Incluso, advierte que su fuerza laboral para el 2060 estará por el 30%, un crecimiento significativo si se tiene en cuenta que hoy está en el 17,3%. Mal contados, hoy la población de latinos es cercana a 60 millones de personas. Es decir, más que la de Colombia, o la de Perú y Venezuela juntos, o la de Chile, Ecuador, Bolivia y Cuba juntos.

El informe, que plantea las dificultades, también destaca los logros de los últimos años. “Los latinos crean más empresas y tienen mayores tasas de movilidad intergeneracional, y su porcentaje de ocupaciones calificadas y mejor pagadas ha aumentado en la última década. Como población, encarnan cada vez más —en espíritu y en realidad— el sueño americano de que el trabajo duro da sus frutos y cada generación sucesiva estará mejor que la anterior”.

De esta última frase se destaca que la brecha económica se va reduciendo a medida que van naciendo más latinos en Estados Unidos. 

En el plano del emprendimiento, el dato es que los latinos, más que otro grupo, crean más empresas per cápita. En cinco años, el 0,5 por ciento emprendió un negocio, mientras que la cifra para asiáticos y blanco es de 0,3. Ese panorama se aprecia en 45 estados. Ahí se encuentran historia de éxito y de cómo se abrieron camino. 

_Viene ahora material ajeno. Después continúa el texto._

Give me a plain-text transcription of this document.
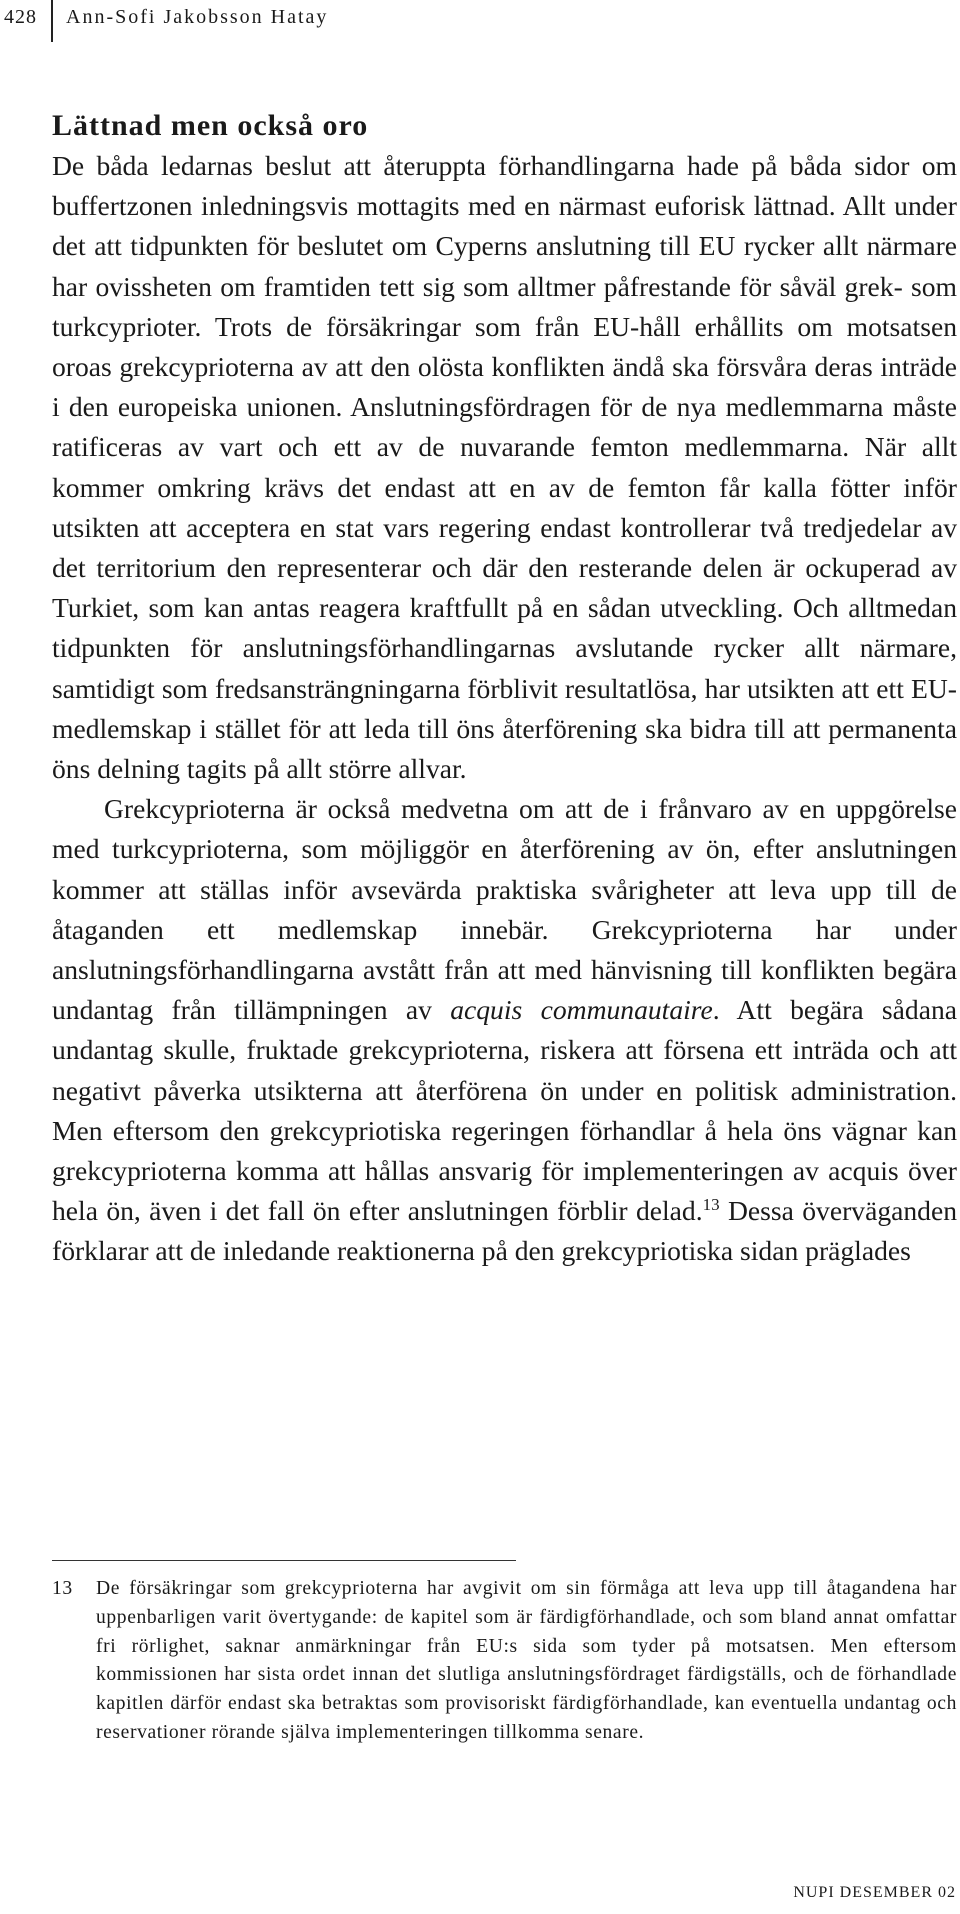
428 Ann-Sofi Jakobsson Hatay
Lättnad men också oro

De båda ledarnas beslut att återuppta förhandlingarna hade på båda sidor om buffertzonen inledningsvis mottagits med en närmast euforisk lättnad. Allt under det att tidpunkten för beslutet om Cyperns anslutning till EU rycker allt närmare har ovissheten om framtiden tett sig som alltmer påfrestande för såväl grek- som turkcyprioter. Trots de försäkringar som från EU-håll erhållits om motsatsen oroas grekcyprioterna av att den olösta konflikten ändå ska försvåra deras inträde i den europeiska unionen. Anslutningsfördragen för de nya medlemmarna måste ratificeras av vart och ett av de nuvarande femton medlemmarna. När allt kommer omkring krävs det endast att en av de femton får kalla fötter inför utsikten att acceptera en stat vars regering endast kontrollerar två tredjedelar av det territorium den representerar och där den resterande delen är ockuperad av Turkiet, som kan antas reagera kraftfullt på en sådan utveckling. Och alltmedan tidpunkten för anslutningsförhandlingarnas avslutande rycker allt närmare, samtidigt som fredsansträngningarna förblivit resultatlösa, har utsikten att ett EU-medlemskap i stället för att leda till öns återförening ska bidra till att permanenta öns delning tagits på allt större allvar.

Grekcyprioterna är också medvetna om att de i frånvaro av en uppgörelse med turkcyprioterna, som möjliggör en återförening av ön, efter anslutningen kommer att ställas inför avsevärda praktiska svårigheter att leva upp till de åtaganden ett medlemskap innebär. Grekcyprioterna har under anslutningsförhandlingarna avstått från att med hänvisning till konflikten begära undantag från tillämpningen av acquis communautaire. Att begära sådana undantag skulle, fruktade grekcyprioterna, riskera att försena ett inträda och att negativt påverka utsikterna att återförena ön under en politisk administration. Men eftersom den grekcypriotiska regeringen förhandlar å hela öns vägnar kan grekcyprioterna komma att hållas ansvarig för implementeringen av acquis över hela ön, även i det fall ön efter anslutningen förblir delad.$^{13}$ Dessa överväganden förklarar att de inledande reaktionerna på den grekcypriotiska sidan präglades

13	De försäkringar som grekcyprioterna har avgivit om sin förmåga att leva upp till åtagandena har uppenbarligen varit övertygande: de kapitel som är färdigförhandlade, och som bland annat omfattar fri rörlighet, saknar anmärkningar från EU:s sida som tyder på motsatsen. Men eftersom kommissionen har sista ordet innan det slutliga anslutningsfördraget färdigställs, och de förhandlade kapitlen därför endast ska betraktas som provisoriskt färdigförhandlade, kan eventuella undantag och reservationer rörande själva implementeringen tillkomma senare.
NUPI DESEMBER 02
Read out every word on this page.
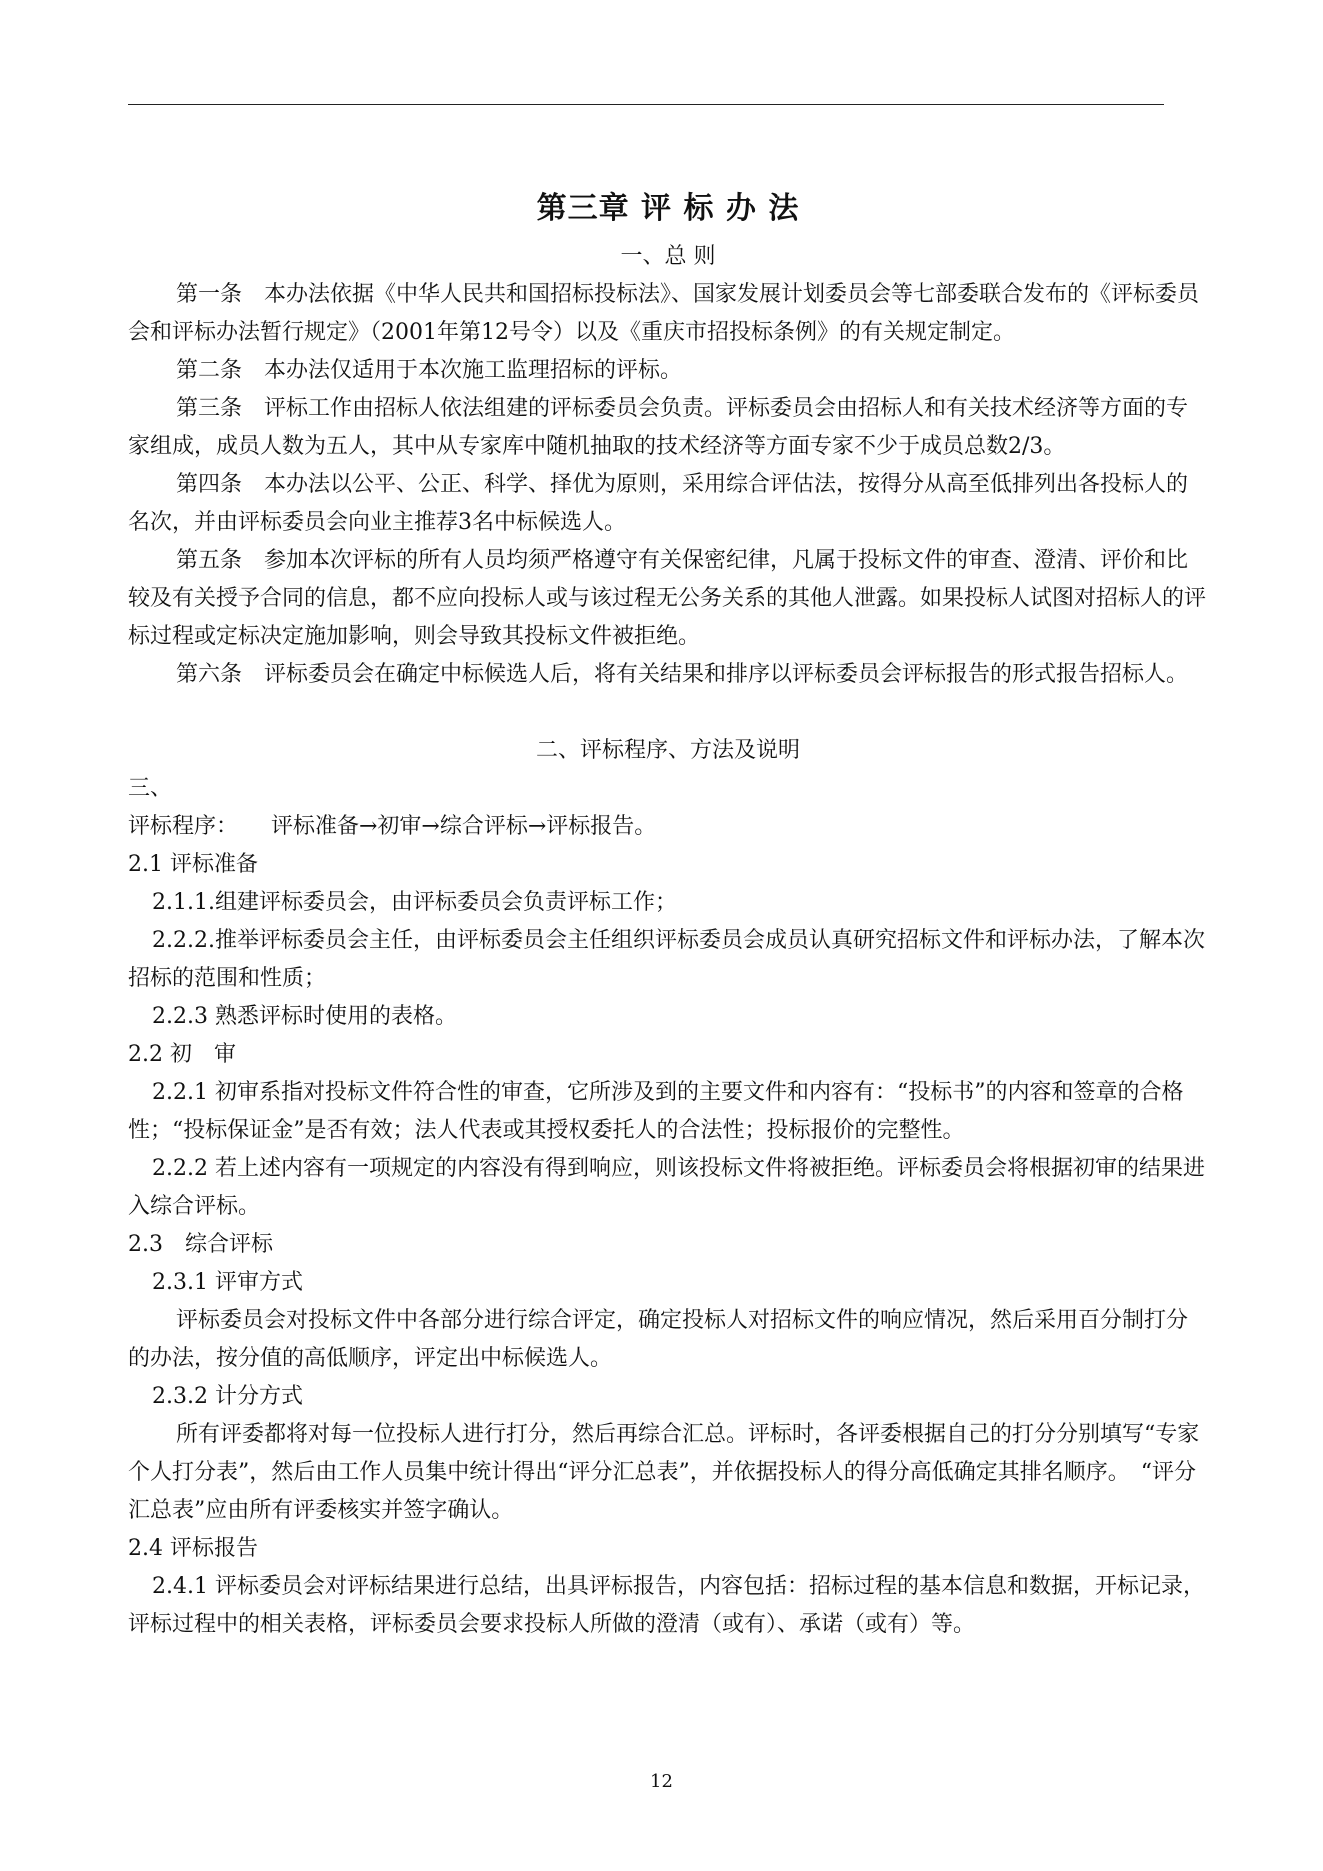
第三章 评 标 办 法

一、总 则

第一条　本办法依据《中华人民共和国招标投标法》、国家发展计划委员会等七部委联合发布的《评标委员会和评标办法暂行规定》（2001年第12号令）以及《重庆市招投标条例》的有关规定制定。

第二条　本办法仅适用于本次施工监理招标的评标。

第三条　评标工作由招标人依法组建的评标委员会负责。评标委员会由招标人和有关技术经济等方面的专家组成，成员人数为五人，其中从专家库中随机抽取的技术经济等方面专家不少于成员总数2/3。

第四条　本办法以公平、公正、科学、择优为原则，采用综合评估法，按得分从高至低排列出各投标人的名次，并由评标委员会向业主推荐3名中标候选人。

第五条　参加本次评标的所有人员均须严格遵守有关保密纪律，凡属于投标文件的审查、澄清、评价和比较及有关授予合同的信息，都不应向投标人或与该过程无公务关系的其他人泄露。如果投标人试图对招标人的评标过程或定标决定施加影响，则会导致其投标文件被拒绝。

第六条　评标委员会在确定中标候选人后，将有关结果和排序以评标委员会评标报告的形式报告招标人。

二、评标程序、方法及说明

三、

评标程序：　　评标准备→初审→综合评标→评标报告。

2.1 评标准备

2.1.1.组建评标委员会，由评标委员会负责评标工作；

2.2.2.推举评标委员会主任，由评标委员会主任组织评标委员会成员认真研究招标文件和评标办法，了解本次招标的范围和性质；

2.2.3 熟悉评标时使用的表格。

2.2 初　审

2.2.1 初审系指对投标文件符合性的审查，它所涉及到的主要文件和内容有：“投标书”的内容和签章的合格性；“投标保证金”是否有效；法人代表或其授权委托人的合法性；投标报价的完整性。

2.2.2 若上述内容有一项规定的内容没有得到响应，则该投标文件将被拒绝。评标委员会将根据初审的结果进入综合评标。

2.3　综合评标

2.3.1 评审方式

评标委员会对投标文件中各部分进行综合评定，确定投标人对招标文件的响应情况，然后采用百分制打分的办法，按分值的高低顺序，评定出中标候选人。

2.3.2 计分方式

所有评委都将对每一位投标人进行打分，然后再综合汇总。评标时，各评委根据自己的打分分别填写“专家个人打分表”，然后由工作人员集中统计得出“评分汇总表”，并依据投标人的得分高低确定其排名顺序。　“评分汇总表”应由所有评委核实并签字确认。

2.4 评标报告

2.4.1 评标委员会对评标结果进行总结，出具评标报告，内容包括：招标过程的基本信息和数据，开标记录，评标过程中的相关表格，评标委员会要求投标人所做的澄清（或有）、承诺（或有）等。

12
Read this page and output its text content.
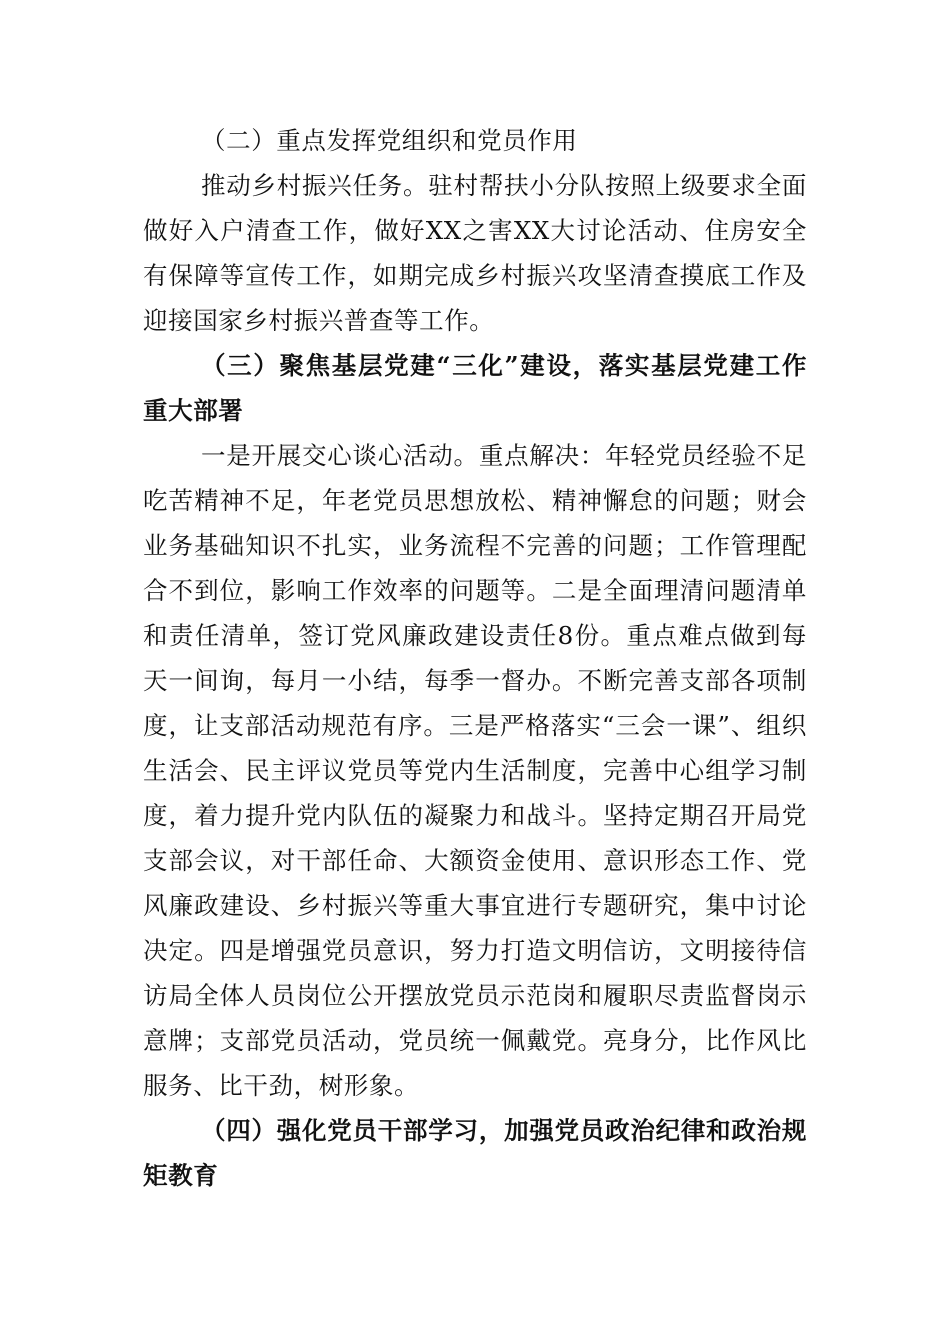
（二）重点发挥党组织和党员作用

推动乡村振兴任务。驻村帮扶小分队按照上级要求全面做好入户清查工作，做好XX之害XX大讨论活动、住房安全有保障等宣传工作，如期完成乡村振兴攻坚清查摸底工作及迎接国家乡村振兴普查等工作。

（三）聚焦基层党建“三化”建设，落实基层党建工作重大部署

一是开展交心谈心活动。重点解决：年轻党员经验不足吃苦精神不足，年老党员思想放松、精神懈怠的问题；财会业务基础知识不扎实，业务流程不完善的问题；工作管理配合不到位，影响工作效率的问题等。二是全面理清问题清单和责任清单，签订党风廉政建设责任8份。重点难点做到每天一间询，每月一小结，每季一督办。不断完善支部各项制度，让支部活动规范有序。三是严格落实“三会一课”、组织生活会、民主评议党员等党内生活制度，完善中心组学习制度，着力提升党内队伍的凝聚力和战斗。坚持定期召开局党支部会议，对干部任命、大额资金使用、意识形态工作、党风廉政建设、乡村振兴等重大事宜进行专题研究，集中讨论决定。四是增强党员意识，努力打造文明信访，文明接待信访局全体人员岗位公开摆放党员示范岗和履职尽责监督岗示意牌；支部党员活动，党员统一佩戴党。亮身分，比作风比服务、比干劲，树形象。

（四）强化党员干部学习，加强党员政治纪律和政治规矩教育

En el otro externo está la situación de muchos. Por ejemplo, dificultad para acceder a vivienda, a créditos y a pagos dignos. O aquel detalle de quienes no la están pasando bien es que muchos hacen trabajos que nadie quiere hacer.

Otro aspecto tiene que ver con la razón para salir de su país de origen: mejorar las condiciones económicas de sus familias, que se quedaron en casa esperando buenas noticias. El informe de McKinsey & Company asegura que el 32% les envía dinero a sus familiares y mucho más de la mitad les transfiere algo cercano al 30% de sus ingresos. Se fueron, viven en Estados Unidos, pero tienen el corazón en sus países de origen.

Esas son las cifras frías de una investigación, que sirve de referencia para saber si valió la pena la aventura del sueño americano. Lo cierto es que muchos salieron de sus países con la meta de trabajar para vivir y que sus familias tuvieran un mejor futuro. Algunos seguramente quedaron atrapados en oficios que nadie quiere hacer y sin mayores esperanzas de progresar. Atrapados porque es mejor quedarse que regresar a casa.